Etes-vous un serial killer, jeune homme ?

Finalement, au lycée, il était assez facile de sortir avec un garçon parce qu’il y a toujours quelqu’un pour vous avertir des faits d’arme de votre cible amoureuse. Même s’il était dans une autre école, il vous suffisait de passer quelques coups de fil pour tout savoir sur lui : « Oh, Justin… L’an dernier, il a été chopé en train de sniffer de la colle dans le local à vélo et on dit que sa mère a couché avec le dirlo ».

Résultat : vous n’avez jamais approché Justin car non seulement, vous n’aimiez pas faire du vélo et vous vous demandiez quelle espèce de traînée pouvait être sa mère pour pouvoir faire l’amour avec le « Principal Graillon » (surnom attribué en raison de son odeur corporelle relativement proche du calamar frit).

Ensuite, vous grandissez, faites des études et vous retrouvez dans une société où l’assistant du DRH vous a plutôt tapé dans l’œil. Pour mieux le connaître, c’est le même topo de base : il suffit de demander à Jennifer, la commerciale à la langue bien pendue.

« Oh Karim… Tu ne vas pas le croire, mais sa copine a rompu leurs fiançailles à moins de quinze jours du mariage. Du coup, il a essayé de la rendre jalouse avec une autre fille de la boîte. Ca n’a pas marché, mais il n’empêche qu’il continue de draguer tout ce qui bouge. Et quand on sait qu’il fréquente des lieux à mycoses, je veux pas dire mais … »
OK OK. Merci du tuyau. Je comprends qu’il faut ne surtout pas approcher Karim qui est un être absolument désespéré et dont les deux objectifs majeurs sont 1/ Reconquérir son ex 2/ Baiser.

Et puis, il y a de ces rencontres où vous vous retrouvez un peu comme Sissi, face à votre destin.

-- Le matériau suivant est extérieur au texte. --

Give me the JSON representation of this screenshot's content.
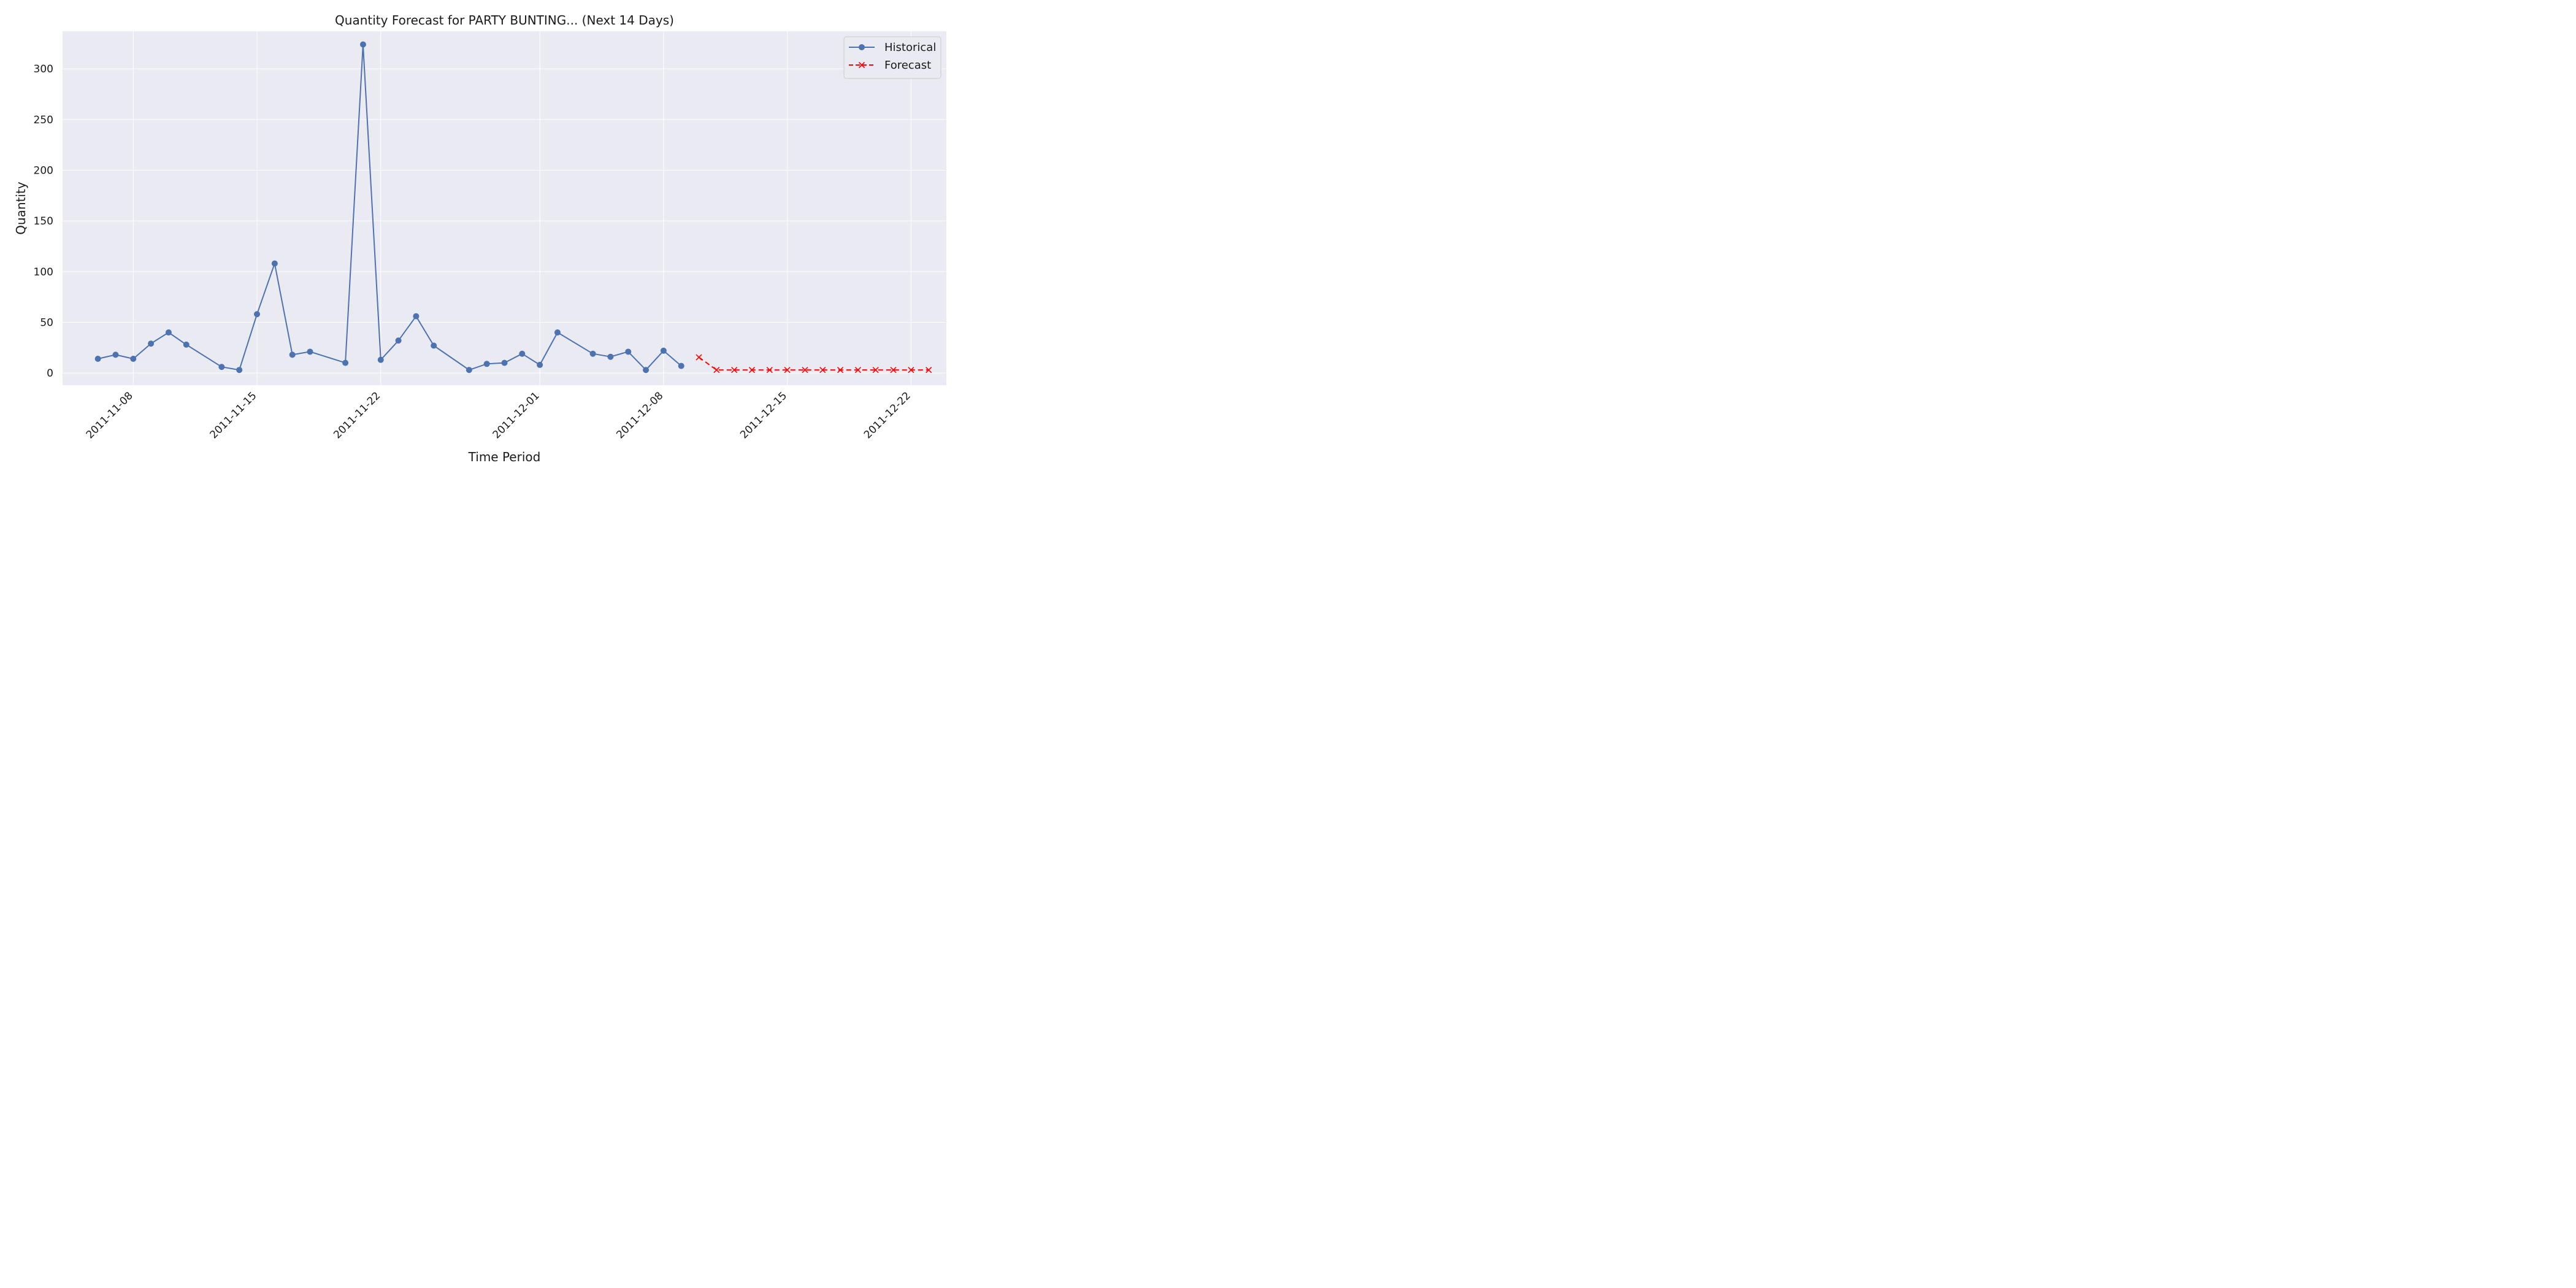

Vous êtes tranquillement installée à un bar quand vous le voyez. Vous rangez vos cheveux derrière les oreilles dans un geste sensuel, remettez un peu votre robe en place et jetez des petits coups d’œil dans sa direction. Il vous voit et sourit. Tout va bien. A ce stade de la rencontre, il apparaît plusieurs avantages à un rapprochement copulatif :

  • Il a l’air normal
  • Il est grand = idéal pour attraper les trucs haut perchés dans les supermarchés.
  • Il a des bras musclés = parfait pour porter un bébé !
  • Il a un tee-shirt propre = sait se servir d’une machine à laver et ne semble donc pas complètement débile.

Il ne vous manque plus qu’à connaître son nom de famille pour savoir s’il s’accordera bien avec votre prénom et le cas échéant entamez le reste des réjouissances.

Sauf que, de cet homme, vous ignorez tout car, à moins qu’il ne présente de sérieuses lacunes intellectuelles, il ne vous dira jamais :

  • Que ses pseudos sur les sites de rencontre sont lover44 et BamakoBamboo,
  • Qu’il mange du fromage au lit,
  • Que sa vie est pour moitié entièrement consacrée à l’actualisation de son profil Facebook,
  • Que sa vie est, pour l’autre moitié, entièrement dédiée à sa mère,
  • Qu’il possède la plus grande collection d’Europe de posters de Samantha Fox,
  • Qu’il a déjà tué des bébés chats,
  • Qu’il a dans son répertoire une fille surnommée « Bitch » (?)

Vous saurez toutes ces choses-là plus tard. Bien plus tard. Pas trop tard, style vous l’avez épousé, mais trop tard genre quand vous aurez été vu ensemble en public et que vous l’aurez présenté à toute votre famille comme étant un sérieux prétendant à la fécondation de votre utérus.

Tout cela pour dire que dans ces moments-là, vous ne pouvez absolument pas croire en votre instinct aveuglé par la voix chaleureuse de l’homme et sa volonté expresse à payer l’addition avec sa carte Gold alors que si cela se trouve, vous finirez sur la table d’un médecin légiste avant la fin de soirée.

Pour ma part, dans ce genre de situations, j’utilise deux techniques : Google et les sites de référencement des prédateurs sexuels. Et si je ne trouve rien de concret ou d’accablant, je suis alors ma devise secrète en matière de relations amoureuses : ne jamais présumer du pire.